Dehors, il neige. Je me suis levé de bonne heure, il est 8 heures 40 et je vais publier ce billet. Cet après-midi, je pars de chez moi vers 2 heures et demie, j’ai donc encore beaucoup de temps devant moi, du temps que je n’aurais pas si je devais travailler plus, du temps que j’ai pour travailler pour moi. Et pour vous. Du temps pour être présent, là où je dois être, à ma place.

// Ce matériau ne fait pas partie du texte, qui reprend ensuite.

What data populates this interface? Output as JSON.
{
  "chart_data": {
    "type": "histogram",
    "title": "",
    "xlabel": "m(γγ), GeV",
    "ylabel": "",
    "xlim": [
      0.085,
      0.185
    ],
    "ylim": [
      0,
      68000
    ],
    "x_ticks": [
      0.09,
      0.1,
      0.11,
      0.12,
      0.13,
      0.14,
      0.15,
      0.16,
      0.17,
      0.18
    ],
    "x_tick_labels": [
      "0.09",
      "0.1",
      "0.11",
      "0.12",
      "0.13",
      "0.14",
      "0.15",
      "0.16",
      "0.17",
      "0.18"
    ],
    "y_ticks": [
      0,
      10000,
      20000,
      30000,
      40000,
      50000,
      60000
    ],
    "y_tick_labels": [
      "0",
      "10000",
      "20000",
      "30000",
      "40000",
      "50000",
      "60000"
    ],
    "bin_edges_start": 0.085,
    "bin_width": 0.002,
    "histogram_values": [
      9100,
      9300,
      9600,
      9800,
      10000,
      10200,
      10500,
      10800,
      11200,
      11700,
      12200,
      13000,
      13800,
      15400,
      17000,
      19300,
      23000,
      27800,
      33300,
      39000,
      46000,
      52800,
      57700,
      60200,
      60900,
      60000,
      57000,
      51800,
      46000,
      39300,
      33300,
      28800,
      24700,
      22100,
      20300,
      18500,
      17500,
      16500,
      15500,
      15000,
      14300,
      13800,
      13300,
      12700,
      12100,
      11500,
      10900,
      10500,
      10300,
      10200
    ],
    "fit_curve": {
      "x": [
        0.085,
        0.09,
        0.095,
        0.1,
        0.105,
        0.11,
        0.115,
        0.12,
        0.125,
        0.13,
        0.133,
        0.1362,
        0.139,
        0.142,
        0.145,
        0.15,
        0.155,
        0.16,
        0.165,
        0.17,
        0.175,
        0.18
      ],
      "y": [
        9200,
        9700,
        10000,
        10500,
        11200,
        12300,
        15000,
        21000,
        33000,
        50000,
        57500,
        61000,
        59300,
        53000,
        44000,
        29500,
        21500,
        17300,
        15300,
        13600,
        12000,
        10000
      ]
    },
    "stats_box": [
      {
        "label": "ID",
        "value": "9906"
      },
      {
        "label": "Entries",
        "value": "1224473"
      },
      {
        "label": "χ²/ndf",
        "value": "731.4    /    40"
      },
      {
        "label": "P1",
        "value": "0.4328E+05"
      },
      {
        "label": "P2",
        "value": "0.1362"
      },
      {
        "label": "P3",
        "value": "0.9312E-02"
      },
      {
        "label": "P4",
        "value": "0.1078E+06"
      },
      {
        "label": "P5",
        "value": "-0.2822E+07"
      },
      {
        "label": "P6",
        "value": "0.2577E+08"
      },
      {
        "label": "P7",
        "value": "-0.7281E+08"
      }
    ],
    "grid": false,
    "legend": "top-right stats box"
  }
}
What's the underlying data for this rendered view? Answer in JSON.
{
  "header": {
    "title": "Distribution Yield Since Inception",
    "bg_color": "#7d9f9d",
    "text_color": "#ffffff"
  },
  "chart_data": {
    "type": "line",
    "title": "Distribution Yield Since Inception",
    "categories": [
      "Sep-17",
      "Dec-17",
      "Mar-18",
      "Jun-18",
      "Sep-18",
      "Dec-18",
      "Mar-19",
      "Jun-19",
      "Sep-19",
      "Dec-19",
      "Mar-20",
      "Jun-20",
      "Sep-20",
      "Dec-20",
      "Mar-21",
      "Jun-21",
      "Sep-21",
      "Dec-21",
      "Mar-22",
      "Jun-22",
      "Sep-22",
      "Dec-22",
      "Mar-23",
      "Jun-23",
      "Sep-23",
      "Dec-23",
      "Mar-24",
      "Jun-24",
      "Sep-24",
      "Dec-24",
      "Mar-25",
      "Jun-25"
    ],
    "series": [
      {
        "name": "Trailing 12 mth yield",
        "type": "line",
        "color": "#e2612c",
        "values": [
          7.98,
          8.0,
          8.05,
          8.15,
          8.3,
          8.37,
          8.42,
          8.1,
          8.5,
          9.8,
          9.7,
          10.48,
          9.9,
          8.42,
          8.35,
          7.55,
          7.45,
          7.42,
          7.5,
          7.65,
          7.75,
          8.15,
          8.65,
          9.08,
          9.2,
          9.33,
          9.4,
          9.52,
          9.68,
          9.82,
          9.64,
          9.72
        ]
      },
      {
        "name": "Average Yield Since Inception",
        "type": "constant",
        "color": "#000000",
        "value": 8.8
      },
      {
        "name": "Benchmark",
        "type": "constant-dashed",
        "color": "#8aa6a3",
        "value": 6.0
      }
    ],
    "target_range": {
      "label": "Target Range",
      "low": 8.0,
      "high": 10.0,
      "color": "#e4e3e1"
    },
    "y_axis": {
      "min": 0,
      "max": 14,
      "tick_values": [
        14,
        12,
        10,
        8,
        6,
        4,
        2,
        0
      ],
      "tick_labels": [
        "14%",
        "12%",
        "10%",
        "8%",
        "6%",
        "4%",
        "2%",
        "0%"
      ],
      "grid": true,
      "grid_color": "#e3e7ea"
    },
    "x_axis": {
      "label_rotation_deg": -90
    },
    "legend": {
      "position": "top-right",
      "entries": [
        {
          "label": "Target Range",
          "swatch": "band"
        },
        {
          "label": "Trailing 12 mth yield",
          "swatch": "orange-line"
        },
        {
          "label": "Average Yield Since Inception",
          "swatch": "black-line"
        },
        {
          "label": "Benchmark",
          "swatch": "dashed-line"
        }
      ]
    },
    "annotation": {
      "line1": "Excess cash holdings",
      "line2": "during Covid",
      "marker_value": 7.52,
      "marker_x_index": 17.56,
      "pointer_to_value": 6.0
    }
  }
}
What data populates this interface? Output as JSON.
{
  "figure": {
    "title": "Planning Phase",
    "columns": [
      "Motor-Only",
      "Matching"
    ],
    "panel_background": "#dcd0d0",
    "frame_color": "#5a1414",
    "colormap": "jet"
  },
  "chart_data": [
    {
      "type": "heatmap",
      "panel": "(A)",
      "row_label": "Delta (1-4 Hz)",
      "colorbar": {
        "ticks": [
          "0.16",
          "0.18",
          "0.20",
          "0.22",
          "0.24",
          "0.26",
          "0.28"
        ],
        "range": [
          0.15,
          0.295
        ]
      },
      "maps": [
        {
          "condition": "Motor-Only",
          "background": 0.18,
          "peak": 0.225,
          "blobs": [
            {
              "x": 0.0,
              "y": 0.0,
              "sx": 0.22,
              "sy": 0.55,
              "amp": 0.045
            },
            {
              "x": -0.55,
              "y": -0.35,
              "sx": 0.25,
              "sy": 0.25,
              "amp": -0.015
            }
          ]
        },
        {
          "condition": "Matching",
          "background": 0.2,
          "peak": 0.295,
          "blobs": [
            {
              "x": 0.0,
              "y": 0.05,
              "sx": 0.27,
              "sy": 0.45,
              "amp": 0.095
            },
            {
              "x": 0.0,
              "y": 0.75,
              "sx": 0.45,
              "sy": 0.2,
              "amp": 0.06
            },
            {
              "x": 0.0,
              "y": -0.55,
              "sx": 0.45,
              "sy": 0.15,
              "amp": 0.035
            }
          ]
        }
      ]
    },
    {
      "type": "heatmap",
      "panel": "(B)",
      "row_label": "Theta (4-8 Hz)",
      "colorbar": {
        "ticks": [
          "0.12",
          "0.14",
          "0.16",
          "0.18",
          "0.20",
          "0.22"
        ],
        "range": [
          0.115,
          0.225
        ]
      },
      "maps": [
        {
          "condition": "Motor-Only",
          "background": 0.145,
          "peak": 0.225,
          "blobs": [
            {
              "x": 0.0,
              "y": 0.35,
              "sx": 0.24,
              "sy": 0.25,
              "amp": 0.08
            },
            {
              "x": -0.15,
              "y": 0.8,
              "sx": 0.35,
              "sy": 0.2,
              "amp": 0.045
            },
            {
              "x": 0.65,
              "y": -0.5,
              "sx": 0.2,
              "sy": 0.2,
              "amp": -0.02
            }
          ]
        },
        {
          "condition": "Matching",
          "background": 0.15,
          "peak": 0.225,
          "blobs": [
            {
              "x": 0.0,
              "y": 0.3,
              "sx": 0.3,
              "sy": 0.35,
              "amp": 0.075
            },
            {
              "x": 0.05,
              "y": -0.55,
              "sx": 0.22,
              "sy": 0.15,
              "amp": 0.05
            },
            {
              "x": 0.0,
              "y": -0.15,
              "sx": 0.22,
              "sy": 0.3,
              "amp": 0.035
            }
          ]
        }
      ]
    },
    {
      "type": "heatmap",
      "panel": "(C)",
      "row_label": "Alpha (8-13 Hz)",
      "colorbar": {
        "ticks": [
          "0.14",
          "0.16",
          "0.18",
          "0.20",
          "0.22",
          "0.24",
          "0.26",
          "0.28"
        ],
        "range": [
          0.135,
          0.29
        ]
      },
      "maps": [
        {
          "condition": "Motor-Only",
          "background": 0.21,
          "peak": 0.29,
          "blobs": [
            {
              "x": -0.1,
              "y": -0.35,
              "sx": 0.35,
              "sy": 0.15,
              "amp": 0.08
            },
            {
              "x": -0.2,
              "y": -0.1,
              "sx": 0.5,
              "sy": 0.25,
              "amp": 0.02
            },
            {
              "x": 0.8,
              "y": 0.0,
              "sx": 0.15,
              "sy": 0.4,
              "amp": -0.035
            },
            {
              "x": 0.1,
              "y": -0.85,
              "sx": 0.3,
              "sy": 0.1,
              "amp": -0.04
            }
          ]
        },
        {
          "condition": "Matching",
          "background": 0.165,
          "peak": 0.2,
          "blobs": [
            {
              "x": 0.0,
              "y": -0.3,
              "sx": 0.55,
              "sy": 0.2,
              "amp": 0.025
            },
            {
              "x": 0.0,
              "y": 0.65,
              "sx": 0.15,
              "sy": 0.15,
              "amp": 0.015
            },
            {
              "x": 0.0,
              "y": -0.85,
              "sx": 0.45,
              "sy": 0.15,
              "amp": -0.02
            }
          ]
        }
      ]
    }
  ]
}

Il neige, je n’ai pas du tout envie de sortir!

Commentaire

  • Bonjour Madjid
    Celà fait un moment que j’ ai quitté les réseaux sociaux. Plus de twitter Instagram LinkedIn…. Je n’ y reviendrais sans doute pas ou pas avant longtemps. Celà m’a causé beaucoup d’ ennuis très sérieux
    Un moment aussi que je n’ ai pas visité ton blog.
    Et bien je viens de te lire là et c’ est toujours très réconfortant. Comme retrouver un vieil ami qu’ on a pas vu depuis longtemps. Un ami bienveillant et accueillant.
    Je me souviens de t’ avais remercié d’ exister et bien aujourd’hui encore plus.
    C’est toujours un plaisir de te lire.
    Lecture fluide et douce comme un ruisseau qui coule. J’ai l’ impression que tu es près de moi et que je te connais bien. Bien sûr je m’ y retrouve et je me sent moins seule comme tu me l ‘a écris lors de ta réponse à mon premier commentaire . Mais je crois que c »est aussi une immense gratitude qui es née avec act up. Et je t’ associe avec le act up de l’ époque. Chaque année il y avais un sidaction. Toujours les mêmes à l ‘antenne. Des hétéros blancs. J’étais adolescente. Un soir vers la fin de l’ émission, aux alentours de minuit soudain on a entendu un groupe de jeunes hommes homosexuels taper du pied et crier en boucle »toxico oubliés,toxico assassinés » j’en ai pleuré. Abondamment. On parle de nous on existe on nous aime on est solidaire de nous et c’ était la première fois . Quand je dis nous c est mes voisins les frères de mes copines…. Les habitants du ghetto…
    Cette scène est resté intact dans mon esprit. Gravée pour toujours
    Affectueusement.
    PS: Hâte de lire le roman de ta vie et le regard que tu portes sur tes parents ton frère tes amours tes enmerdes😉 tes états d âme ……

    Ce texte est personnel
    N est pas destiné à être publié.